Et la source Q de reprendre ici la commination du psaume sixième : « Loin de moi tous les malfaisants ! » (Lc 13, 27 ; Ps 6, 9). Seulement les malfaisants, mais tous les malfaisants - non repentis - seront mis à la porte du Royaume. A contrario : aucun homme, ou femme, de bonne volonté ne sera jeté(e) dehors. Tous et toutes seront pris, ou prises.
Matthieu grec a cité au moins en trois endroits de son évangile cette parabole du maître de maison. « Restés dehors vous vous serez mis à frapper à la porte en disant : ‘Seigneur ouvre-nous’, il vous répondra : ‘je ne sais d’où vous êtes’ » de Luc (13, 25) faisait fortement penser à la finale de la parabole des dix vierges (Mt 25, 11-12) dans le fameux discours eschatologique.
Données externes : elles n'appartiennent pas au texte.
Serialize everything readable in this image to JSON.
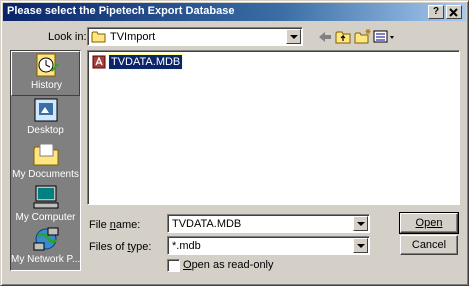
{
  "window": {
    "title": "Please select the Pipetech Export Database",
    "help_button": "?",
    "close_button": "X"
  },
  "look_in": {
    "label": "Look in:",
    "value": "TVImport"
  },
  "toolbar": {
    "icons": [
      "back-icon",
      "up-one-level-icon",
      "create-new-folder-icon",
      "view-menu-icon"
    ]
  },
  "places": [
    {
      "label": "History",
      "icon": "history-icon"
    },
    {
      "label": "Desktop",
      "icon": "desktop-icon"
    },
    {
      "label": "My Documents",
      "icon": "my-documents-icon"
    },
    {
      "label": "My Computer",
      "icon": "my-computer-icon"
    },
    {
      "label": "My Network P...",
      "icon": "my-network-places-icon"
    }
  ],
  "files": [
    {
      "name": "TVDATA.MDB",
      "icon": "access-database-icon",
      "selected": true
    }
  ],
  "file_name": {
    "label": "File name:",
    "value": "TVDATA.MDB"
  },
  "file_type": {
    "label": "Files of type:",
    "value": "*.mdb"
  },
  "read_only": {
    "label": "Open as read-only",
    "checked": false
  },
  "buttons": {
    "open": "Open",
    "cancel": "Cancel"
  },
  "colors": {
    "title_start": "#0a246a",
    "title_end": "#a6caf0",
    "face": "#d4d0c8",
    "selection": "#0a246a"
  }
}
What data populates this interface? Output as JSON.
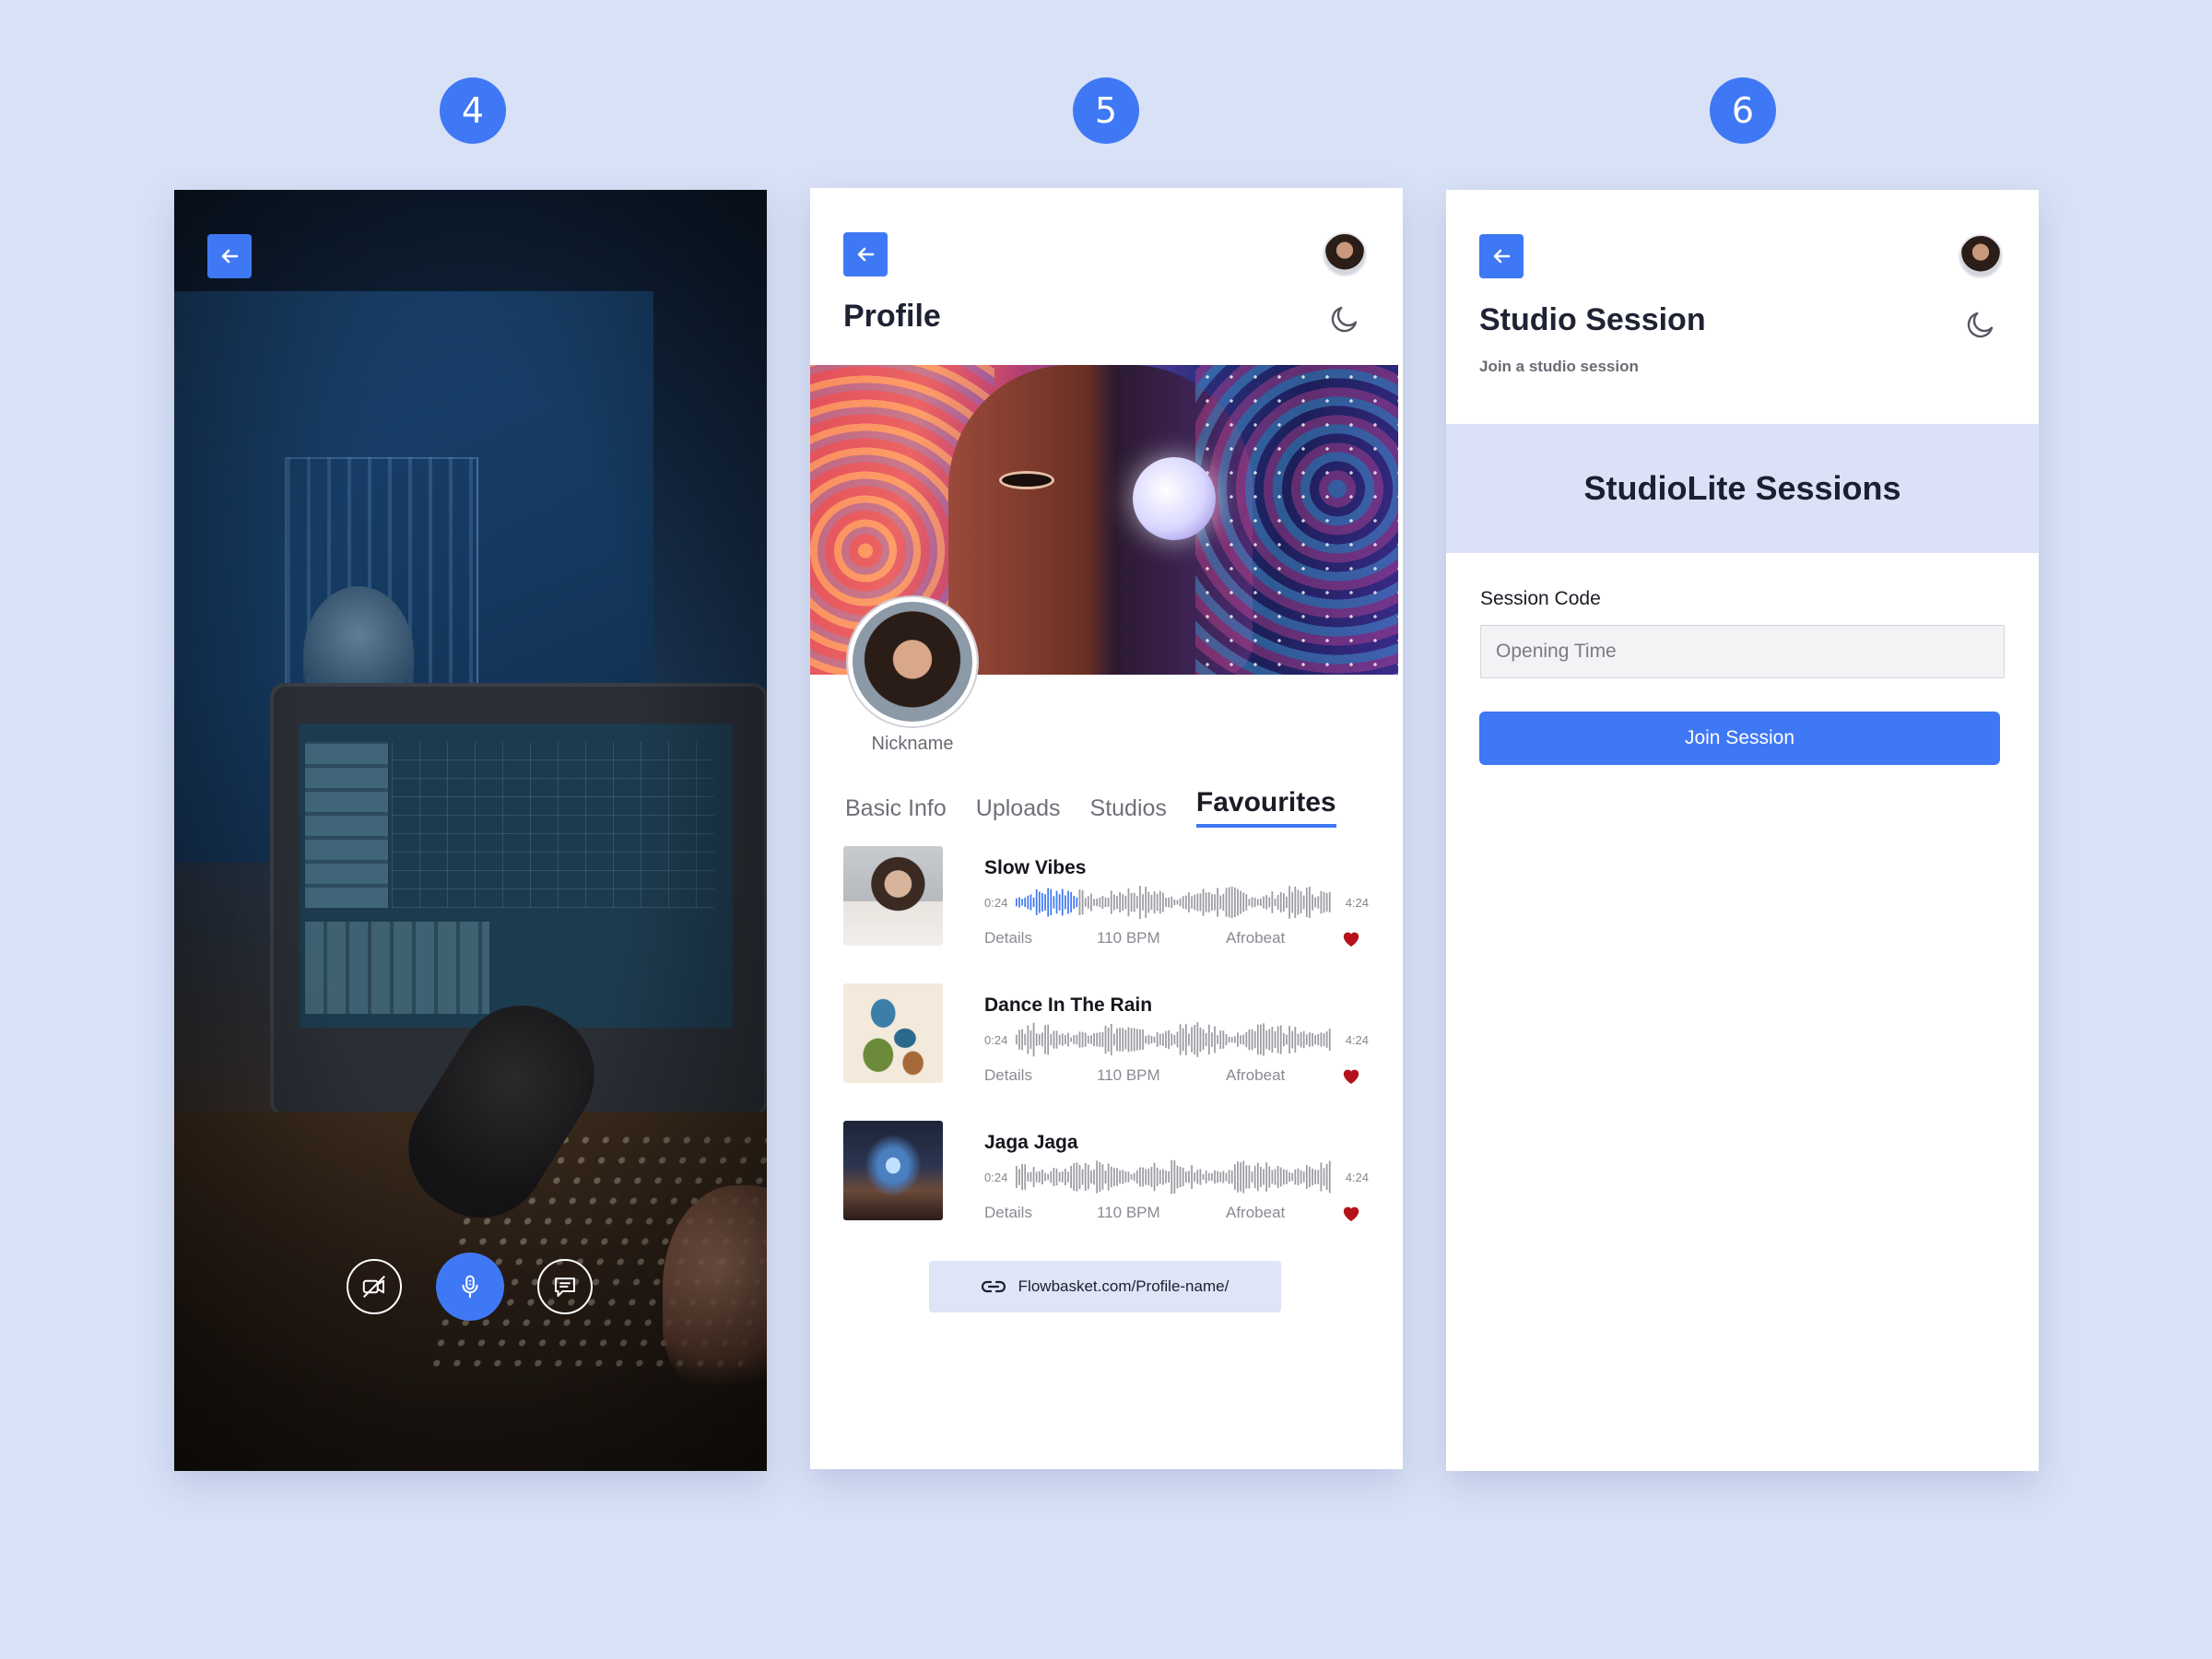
{
  "steps": {
    "s4": "4",
    "s5": "5",
    "s6": "6"
  },
  "profile": {
    "title": "Profile",
    "nickname": "Nickname",
    "tabs": [
      "Basic Info",
      "Uploads",
      "Studios",
      "Favourites"
    ],
    "active_tab": "Favourites",
    "tracks": [
      {
        "title": "Slow Vibes",
        "start": "0:24",
        "end": "4:24",
        "details": "Details",
        "bpm": "110 BPM",
        "genre": "Afrobeat",
        "progress": 0.2
      },
      {
        "title": "Dance In The Rain",
        "start": "0:24",
        "end": "4:24",
        "details": "Details",
        "bpm": "110 BPM",
        "genre": "Afrobeat",
        "progress": 0
      },
      {
        "title": "Jaga Jaga",
        "start": "0:24",
        "end": "4:24",
        "details": "Details",
        "bpm": "110 BPM",
        "genre": "Afrobeat",
        "progress": 0
      }
    ],
    "link": "Flowbasket.com/Profile-name/"
  },
  "session": {
    "title": "Studio Session",
    "subtitle": "Join a studio session",
    "band_title": "StudioLite Sessions",
    "field_label": "Session Code",
    "placeholder": "Opening Time",
    "join_label": "Join Session"
  },
  "colors": {
    "accent": "#3f78f5",
    "heart": "#b5121b",
    "wave": "#9a9aa2"
  },
  "icons": {
    "back": "arrow-left-icon",
    "video_off": "video-off-icon",
    "mic": "microphone-icon",
    "chat": "chat-icon",
    "moon": "moon-icon",
    "heart": "heart-icon",
    "link": "link-icon"
  }
}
Peut-être même Matthieu grec a-t-il construit toute la parabole pour parvenir à cette conclusion. Peut-être aussi le diacre Philippe a-t-il hérité de cette parabole des dix vierges par une voie inconnue de nous, une parabole dont la finale ressemblait étrangement au verset de Luc que nous venons de citer. Dans le doute, nous laissons disjointes, dans la synthèse, les deux sentences, et nous supposons que le Christ a prononcé des phrases similaires, à plusieurs reprises. Ce qui n’a rien d’étonnant en soi d’ailleurs.
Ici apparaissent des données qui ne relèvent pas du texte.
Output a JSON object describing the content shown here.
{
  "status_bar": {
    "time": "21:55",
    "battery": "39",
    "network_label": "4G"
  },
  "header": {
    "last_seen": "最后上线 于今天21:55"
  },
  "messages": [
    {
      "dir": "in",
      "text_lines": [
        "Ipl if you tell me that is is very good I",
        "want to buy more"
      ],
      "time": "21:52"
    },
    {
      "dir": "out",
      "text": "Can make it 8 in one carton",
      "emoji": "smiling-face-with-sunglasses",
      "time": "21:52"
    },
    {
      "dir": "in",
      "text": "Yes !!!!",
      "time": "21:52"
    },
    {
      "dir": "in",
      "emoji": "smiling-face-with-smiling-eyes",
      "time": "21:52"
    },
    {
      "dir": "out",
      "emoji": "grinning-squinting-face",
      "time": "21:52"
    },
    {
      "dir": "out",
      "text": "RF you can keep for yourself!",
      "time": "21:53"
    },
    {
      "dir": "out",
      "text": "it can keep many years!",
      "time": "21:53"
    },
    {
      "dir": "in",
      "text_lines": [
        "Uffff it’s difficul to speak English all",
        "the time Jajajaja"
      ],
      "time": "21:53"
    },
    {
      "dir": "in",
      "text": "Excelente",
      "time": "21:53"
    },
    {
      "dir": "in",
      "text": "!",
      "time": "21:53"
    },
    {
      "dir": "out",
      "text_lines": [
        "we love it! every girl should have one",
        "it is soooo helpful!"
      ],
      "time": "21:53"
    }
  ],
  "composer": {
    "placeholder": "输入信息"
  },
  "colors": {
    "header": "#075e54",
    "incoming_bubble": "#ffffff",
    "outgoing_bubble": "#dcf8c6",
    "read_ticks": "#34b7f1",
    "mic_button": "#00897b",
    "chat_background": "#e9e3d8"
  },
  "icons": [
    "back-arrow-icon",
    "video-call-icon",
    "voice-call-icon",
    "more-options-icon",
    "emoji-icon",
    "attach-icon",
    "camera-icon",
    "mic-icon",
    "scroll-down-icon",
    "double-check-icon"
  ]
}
De même ces versets de Luc : « Alors vous vous prendrez à dire : ‘Nous avons mangé et bu sous tes yeux, tu as enseigné sur nos places’. Mais il vous répondra : ‘Je ne sais d’où vous êtes ; loin de moi tous les malfaisants ! » (Lc 13, 26-27). Ils rappellent beaucoup les versets Mt 7, 22-23 dans la finale du Sermon sur la montagne : les vrais disciples. Mais dans Matthieu il était question de prophétiser en son Nom, de chasser les démons, de faire bien des miracles. Malgré la ressemblance nous avons supposé qu’il s’agissait de paroles distinctes, proférées dans des circonstances autres.
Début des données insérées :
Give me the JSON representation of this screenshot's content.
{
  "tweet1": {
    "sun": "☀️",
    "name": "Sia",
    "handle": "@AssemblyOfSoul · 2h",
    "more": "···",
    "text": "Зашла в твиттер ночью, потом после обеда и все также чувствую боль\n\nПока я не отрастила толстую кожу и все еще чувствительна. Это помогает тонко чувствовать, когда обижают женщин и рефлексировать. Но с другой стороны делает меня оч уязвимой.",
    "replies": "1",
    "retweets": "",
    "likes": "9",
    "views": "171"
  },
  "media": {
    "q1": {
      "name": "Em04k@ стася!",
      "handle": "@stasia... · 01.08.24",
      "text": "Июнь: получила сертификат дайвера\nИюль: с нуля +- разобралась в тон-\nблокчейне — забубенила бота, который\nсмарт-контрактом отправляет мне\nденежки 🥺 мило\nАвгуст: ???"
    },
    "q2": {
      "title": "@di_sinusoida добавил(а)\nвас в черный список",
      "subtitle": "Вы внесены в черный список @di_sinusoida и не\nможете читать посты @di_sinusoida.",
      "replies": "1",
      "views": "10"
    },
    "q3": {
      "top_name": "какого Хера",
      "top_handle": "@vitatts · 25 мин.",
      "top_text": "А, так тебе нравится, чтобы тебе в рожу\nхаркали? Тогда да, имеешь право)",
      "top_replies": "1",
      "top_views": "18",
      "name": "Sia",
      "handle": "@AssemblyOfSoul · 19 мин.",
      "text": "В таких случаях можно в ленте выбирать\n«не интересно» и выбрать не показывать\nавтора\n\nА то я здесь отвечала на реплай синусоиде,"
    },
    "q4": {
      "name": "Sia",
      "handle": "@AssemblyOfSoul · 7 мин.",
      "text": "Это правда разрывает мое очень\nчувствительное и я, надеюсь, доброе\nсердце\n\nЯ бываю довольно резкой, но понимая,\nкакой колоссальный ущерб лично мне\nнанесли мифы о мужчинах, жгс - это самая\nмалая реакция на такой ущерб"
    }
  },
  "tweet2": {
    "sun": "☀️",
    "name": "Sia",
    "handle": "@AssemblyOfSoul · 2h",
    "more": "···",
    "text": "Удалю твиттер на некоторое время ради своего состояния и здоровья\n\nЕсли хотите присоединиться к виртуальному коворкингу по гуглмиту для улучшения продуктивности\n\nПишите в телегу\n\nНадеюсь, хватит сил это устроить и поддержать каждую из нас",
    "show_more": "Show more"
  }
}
Par contre, nous admettons que les versets de Luc : « Là seront les pleurs et les grincements de dents, quand vous vous verrez Abraham, Isaac, Jacob et tous les prophètes dans le Royaume de Dieu et que vous vous verrez jetés dehors. Et on viendra du levant et du couchant, du nord et du midi, prendre place au festin dans le Royaume de Dieu. » (Lc 13, 28-29) ont été transposés par Matthieu grec juste après le Sermon sur la montagne, dans l’épisode de la guérison du serviteur d’un centurion (notre épisode 48) : cf. Mt 8, 11-12. L’ordre des propositions est légèrement bouleversé, mais les mots, et les expressions, sont les mêmes. Naturellement, il a changé Royaume de Dieu en Royaume des Cieux.
On constate tout le travail de marqueterie littéraire auquel s’est livré l’auteur de notre premier évangile.
« Oui, il y a des derniers qui seront premiers, et des premiers qui seront derniers » (Lc 13, 30) conclut Luc dans la grande insertion. Des formules semblables paraissent avoir été prononcées par Jésus à de multiples occasions. On les trouve parsemées dans Marc, dans Luc et dans Matthieu. Elles sont de double tradition.
Ici, dans Luc, les derniers correspondent aux gens « du levant et du couchant, du nord et du midi » (Lc 13, 29), autrement dits les païens, tandis que les premiers sont les fils d’ « Abraham, Isaac, Jacob » (Lc 13, 28), qui se croyaient en sécurité, qui se tenaient pour le peuple élu.